A new scheme has been introduced from 6 April 2014 that will help fund the cost of employing staff. Contained in the National Insurance Contributions Bill there is a new allowance of £2000 that can be claimed by virtually all employers with just a few exclusions. This means, for example, that a business can pay its first employee a salary of up to £22,400 per annum without having to pay any employer’s National Insurance Contributions (NICs).

Susie Swift, Partner in the Landed Estates and Rural Business Group of UK top 20 Chartered Accountant Saffery Champness, and based in the firm’s Inverness office, says:

This new scheme will be extremely useful to rural businesses with a small number of employees since, if an employer’s NIC liability for the year is less than the £2000 allowance, it will at a stroke reduce the contribution that they have to pay to zero.  It is however not available to create a refund if not used or a loss to carry forward.

Likewise an employer in more than one PAYE scheme will only be able to apply the allowance to one scheme as it is awarded per employer and not per scheme.

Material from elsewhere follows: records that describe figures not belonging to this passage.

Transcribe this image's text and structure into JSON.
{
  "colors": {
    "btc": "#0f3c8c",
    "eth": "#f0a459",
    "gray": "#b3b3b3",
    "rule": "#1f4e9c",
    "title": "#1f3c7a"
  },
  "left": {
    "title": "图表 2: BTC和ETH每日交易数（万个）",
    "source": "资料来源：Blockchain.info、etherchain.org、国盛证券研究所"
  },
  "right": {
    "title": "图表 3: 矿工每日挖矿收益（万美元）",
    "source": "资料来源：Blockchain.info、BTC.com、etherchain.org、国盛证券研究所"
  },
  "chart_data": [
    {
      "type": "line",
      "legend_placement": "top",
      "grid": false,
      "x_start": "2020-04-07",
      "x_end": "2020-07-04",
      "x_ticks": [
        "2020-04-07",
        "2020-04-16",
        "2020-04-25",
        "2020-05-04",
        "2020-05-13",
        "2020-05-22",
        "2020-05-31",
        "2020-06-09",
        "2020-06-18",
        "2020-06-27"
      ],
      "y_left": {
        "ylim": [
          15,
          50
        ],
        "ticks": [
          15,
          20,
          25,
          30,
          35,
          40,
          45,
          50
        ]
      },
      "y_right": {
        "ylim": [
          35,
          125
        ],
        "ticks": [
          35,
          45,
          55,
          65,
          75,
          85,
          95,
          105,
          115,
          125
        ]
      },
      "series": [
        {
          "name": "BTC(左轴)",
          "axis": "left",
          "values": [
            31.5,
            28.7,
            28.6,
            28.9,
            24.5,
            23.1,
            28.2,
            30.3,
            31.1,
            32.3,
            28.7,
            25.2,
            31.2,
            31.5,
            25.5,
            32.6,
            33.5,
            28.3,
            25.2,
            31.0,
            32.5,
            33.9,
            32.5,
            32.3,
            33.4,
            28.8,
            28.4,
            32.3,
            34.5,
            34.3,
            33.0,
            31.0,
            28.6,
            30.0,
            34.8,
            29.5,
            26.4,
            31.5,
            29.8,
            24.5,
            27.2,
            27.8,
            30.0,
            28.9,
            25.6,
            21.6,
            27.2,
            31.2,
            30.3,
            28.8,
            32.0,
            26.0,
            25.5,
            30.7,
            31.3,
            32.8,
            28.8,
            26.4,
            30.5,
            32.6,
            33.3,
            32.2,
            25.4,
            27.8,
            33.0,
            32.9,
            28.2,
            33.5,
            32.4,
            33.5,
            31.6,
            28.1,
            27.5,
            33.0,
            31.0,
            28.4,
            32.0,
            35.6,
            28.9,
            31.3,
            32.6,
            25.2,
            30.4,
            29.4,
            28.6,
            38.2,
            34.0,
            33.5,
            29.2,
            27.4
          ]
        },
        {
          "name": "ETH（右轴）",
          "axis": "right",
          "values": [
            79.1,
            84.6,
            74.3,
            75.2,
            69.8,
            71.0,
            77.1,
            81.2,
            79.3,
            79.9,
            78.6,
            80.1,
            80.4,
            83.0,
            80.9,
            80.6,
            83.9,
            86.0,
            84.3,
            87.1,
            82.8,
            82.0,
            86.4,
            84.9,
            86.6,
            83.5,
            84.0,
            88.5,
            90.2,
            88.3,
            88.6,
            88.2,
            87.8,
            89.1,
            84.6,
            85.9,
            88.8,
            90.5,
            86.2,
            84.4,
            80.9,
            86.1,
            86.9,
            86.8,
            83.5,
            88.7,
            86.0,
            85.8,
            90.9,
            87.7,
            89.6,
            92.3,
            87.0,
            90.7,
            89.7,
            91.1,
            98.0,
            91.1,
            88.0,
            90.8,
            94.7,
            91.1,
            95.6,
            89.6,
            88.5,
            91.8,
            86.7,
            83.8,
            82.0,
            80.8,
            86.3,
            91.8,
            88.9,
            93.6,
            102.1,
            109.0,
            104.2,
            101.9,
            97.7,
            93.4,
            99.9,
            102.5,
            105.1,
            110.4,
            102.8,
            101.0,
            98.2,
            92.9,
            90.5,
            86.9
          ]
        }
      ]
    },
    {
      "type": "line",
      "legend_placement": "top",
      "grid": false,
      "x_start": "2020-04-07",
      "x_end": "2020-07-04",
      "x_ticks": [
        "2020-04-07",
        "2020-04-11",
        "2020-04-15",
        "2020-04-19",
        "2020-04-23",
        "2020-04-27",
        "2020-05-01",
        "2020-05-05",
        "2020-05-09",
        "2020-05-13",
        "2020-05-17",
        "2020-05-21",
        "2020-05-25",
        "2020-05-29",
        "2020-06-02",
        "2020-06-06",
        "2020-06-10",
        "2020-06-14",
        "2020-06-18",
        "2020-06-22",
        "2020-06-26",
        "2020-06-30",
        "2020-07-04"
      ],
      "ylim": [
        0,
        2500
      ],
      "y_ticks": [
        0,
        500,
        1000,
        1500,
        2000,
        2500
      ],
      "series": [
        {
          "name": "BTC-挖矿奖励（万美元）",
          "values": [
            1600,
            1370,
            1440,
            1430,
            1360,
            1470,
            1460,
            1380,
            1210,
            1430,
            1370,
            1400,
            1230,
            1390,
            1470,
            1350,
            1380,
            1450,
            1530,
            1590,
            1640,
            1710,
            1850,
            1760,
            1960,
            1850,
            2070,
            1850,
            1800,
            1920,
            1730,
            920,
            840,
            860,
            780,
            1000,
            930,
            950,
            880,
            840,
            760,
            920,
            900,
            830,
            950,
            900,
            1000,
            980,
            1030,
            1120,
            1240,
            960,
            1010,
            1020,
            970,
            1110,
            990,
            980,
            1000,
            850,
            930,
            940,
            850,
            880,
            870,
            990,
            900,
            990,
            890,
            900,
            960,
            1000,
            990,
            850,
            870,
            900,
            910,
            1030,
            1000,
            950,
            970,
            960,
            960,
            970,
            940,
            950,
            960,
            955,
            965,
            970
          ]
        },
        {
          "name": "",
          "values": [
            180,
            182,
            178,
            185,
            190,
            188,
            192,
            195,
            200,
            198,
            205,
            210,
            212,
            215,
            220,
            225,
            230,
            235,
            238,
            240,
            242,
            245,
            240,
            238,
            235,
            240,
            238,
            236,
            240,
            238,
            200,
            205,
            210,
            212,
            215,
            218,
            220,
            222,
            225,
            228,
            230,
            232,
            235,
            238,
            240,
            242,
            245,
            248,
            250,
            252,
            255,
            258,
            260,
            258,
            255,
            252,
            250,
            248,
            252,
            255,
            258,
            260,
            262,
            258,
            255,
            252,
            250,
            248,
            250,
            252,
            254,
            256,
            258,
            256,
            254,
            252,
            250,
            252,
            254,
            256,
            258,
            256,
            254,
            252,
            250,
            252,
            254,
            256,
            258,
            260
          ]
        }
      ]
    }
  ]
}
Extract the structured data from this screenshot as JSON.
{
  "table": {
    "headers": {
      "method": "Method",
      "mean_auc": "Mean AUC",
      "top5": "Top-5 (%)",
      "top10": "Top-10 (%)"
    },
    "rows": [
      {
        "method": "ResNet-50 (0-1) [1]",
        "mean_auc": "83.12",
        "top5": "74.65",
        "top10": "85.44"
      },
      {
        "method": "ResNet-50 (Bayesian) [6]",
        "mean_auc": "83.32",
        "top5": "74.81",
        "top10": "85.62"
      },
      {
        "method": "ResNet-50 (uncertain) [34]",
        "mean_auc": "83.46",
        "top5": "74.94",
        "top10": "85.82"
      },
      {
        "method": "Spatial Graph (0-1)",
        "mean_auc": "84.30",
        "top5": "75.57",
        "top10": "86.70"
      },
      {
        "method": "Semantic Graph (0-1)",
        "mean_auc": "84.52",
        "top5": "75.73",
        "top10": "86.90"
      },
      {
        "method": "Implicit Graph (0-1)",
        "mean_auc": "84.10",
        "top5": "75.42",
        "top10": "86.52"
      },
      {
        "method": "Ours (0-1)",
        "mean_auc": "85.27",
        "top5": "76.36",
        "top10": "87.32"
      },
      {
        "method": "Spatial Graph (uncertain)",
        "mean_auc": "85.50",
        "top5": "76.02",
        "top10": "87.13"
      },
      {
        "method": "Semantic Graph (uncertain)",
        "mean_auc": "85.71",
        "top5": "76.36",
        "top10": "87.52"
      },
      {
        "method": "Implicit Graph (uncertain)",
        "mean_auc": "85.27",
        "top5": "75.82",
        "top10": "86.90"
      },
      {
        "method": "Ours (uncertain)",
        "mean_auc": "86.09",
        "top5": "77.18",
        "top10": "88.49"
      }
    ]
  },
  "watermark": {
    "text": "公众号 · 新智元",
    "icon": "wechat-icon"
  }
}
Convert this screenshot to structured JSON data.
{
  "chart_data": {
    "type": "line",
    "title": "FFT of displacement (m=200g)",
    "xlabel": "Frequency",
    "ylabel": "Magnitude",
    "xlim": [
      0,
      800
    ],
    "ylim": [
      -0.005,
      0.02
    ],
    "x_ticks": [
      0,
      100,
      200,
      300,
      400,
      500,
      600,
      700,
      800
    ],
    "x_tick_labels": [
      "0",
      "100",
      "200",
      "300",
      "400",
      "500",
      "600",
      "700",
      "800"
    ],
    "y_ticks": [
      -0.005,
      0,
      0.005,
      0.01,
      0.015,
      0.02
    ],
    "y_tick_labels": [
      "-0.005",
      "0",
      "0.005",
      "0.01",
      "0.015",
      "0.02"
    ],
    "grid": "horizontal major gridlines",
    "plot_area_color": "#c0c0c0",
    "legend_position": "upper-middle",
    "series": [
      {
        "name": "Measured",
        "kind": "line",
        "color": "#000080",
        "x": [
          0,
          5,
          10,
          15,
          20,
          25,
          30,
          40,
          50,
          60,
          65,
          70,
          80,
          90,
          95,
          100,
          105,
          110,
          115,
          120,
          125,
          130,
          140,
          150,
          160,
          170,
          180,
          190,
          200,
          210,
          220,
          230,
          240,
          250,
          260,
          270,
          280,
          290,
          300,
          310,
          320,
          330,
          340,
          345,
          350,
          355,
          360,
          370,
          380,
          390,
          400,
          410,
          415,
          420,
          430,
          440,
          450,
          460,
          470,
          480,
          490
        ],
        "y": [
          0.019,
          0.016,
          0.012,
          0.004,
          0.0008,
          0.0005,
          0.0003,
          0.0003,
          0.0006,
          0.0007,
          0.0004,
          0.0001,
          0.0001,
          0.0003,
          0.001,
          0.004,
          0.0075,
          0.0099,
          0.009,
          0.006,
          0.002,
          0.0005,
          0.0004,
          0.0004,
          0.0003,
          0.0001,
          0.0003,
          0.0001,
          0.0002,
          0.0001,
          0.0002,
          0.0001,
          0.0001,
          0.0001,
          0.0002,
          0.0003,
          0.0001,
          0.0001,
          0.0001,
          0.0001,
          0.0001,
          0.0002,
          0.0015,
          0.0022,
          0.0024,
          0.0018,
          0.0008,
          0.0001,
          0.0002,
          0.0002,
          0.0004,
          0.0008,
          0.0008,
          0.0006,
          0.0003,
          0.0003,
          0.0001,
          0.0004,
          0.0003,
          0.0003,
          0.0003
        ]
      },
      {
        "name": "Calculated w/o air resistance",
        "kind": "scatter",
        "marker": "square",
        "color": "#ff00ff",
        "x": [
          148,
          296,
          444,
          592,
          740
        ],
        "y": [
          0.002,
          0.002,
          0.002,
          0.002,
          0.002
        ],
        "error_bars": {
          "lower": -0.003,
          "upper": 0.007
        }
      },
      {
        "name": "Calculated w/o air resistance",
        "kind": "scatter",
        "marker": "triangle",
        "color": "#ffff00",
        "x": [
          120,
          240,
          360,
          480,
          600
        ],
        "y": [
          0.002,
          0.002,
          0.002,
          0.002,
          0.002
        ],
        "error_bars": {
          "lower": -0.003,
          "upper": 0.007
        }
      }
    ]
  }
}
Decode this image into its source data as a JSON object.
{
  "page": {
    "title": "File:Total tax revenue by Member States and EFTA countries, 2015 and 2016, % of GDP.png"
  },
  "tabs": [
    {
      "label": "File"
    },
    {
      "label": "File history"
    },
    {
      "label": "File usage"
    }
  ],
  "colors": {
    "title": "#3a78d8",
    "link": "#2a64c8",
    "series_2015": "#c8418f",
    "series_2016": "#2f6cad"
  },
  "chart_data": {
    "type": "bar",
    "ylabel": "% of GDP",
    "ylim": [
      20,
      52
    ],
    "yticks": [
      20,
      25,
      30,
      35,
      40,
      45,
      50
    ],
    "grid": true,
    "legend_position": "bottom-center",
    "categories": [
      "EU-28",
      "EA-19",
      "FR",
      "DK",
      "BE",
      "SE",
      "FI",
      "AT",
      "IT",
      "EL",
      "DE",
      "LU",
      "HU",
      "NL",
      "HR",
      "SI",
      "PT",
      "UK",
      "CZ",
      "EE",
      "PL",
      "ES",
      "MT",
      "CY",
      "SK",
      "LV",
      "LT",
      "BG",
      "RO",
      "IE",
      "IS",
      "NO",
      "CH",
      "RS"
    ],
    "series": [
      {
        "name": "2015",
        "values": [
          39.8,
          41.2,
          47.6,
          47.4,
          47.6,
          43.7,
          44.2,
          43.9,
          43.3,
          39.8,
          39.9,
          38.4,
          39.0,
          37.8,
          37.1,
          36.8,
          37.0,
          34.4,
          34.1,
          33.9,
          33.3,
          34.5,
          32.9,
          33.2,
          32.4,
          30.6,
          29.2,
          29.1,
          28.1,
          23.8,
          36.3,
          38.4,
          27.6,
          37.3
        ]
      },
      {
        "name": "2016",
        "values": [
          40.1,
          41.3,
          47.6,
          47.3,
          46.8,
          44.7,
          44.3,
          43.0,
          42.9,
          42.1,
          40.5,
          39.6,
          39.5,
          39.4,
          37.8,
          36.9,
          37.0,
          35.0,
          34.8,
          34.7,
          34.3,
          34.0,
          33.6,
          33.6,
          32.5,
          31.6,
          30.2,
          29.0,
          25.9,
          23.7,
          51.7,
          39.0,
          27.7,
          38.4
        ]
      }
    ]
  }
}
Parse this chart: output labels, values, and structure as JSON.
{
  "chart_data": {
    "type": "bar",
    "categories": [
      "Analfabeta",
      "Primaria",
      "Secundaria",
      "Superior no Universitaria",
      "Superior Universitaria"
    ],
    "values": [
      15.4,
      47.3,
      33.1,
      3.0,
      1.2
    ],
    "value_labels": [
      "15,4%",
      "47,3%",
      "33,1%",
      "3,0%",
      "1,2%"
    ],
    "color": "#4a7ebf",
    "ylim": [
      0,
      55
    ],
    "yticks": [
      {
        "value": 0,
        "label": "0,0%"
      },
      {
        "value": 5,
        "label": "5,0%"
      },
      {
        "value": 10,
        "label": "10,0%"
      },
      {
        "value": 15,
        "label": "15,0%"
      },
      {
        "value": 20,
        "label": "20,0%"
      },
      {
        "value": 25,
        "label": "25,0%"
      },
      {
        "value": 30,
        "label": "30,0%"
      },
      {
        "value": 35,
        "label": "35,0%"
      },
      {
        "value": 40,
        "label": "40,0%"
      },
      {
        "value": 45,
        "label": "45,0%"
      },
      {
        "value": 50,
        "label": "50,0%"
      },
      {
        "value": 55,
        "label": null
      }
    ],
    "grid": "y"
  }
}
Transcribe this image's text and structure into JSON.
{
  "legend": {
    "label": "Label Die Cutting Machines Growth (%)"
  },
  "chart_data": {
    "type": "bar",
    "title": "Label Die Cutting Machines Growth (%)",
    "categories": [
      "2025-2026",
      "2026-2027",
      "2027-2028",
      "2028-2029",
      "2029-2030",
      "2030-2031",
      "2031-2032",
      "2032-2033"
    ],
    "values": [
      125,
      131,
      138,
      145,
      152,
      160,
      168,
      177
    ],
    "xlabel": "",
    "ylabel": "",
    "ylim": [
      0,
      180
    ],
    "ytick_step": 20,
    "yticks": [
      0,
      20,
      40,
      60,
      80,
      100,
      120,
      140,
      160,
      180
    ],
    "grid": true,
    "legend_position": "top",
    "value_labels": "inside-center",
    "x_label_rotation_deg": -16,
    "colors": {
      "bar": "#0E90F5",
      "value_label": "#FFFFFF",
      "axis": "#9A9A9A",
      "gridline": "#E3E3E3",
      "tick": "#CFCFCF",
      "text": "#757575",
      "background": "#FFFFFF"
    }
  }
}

In order to gain the benefit employers need to ensure they have ticked the box on their payroll software. It is also not necessary for them to have been operating the PAYE scheme for a whole tax year, and new employers for the 2014/15 tax year should also be able to benefit from it.

There are some exclusions, including domestic staff, so it cannot be offset against the NICs of an employee whose job is connected with their employer’s personal, family, or household affairs.

Susie Swift says:

Another measure included for anti-avoidance purposes is that connected entities will each be unable to take advantage of the scheme, and such structures must decide which one will qualify for the allowance. This is to ensure that employers do not set up a number of different entities, all with different PAYE schemes.

This is a small yet significant concession to business which we consider will help in getting more people into work and in crossing that line where a first or additional employee actually becomes viable. In the rural sector it should be an incentive to rural business to secure additional employment, or to safeguard existing jobs.

We also look forward to the abolition of employer’s NICs for under 21 year olds from April next year.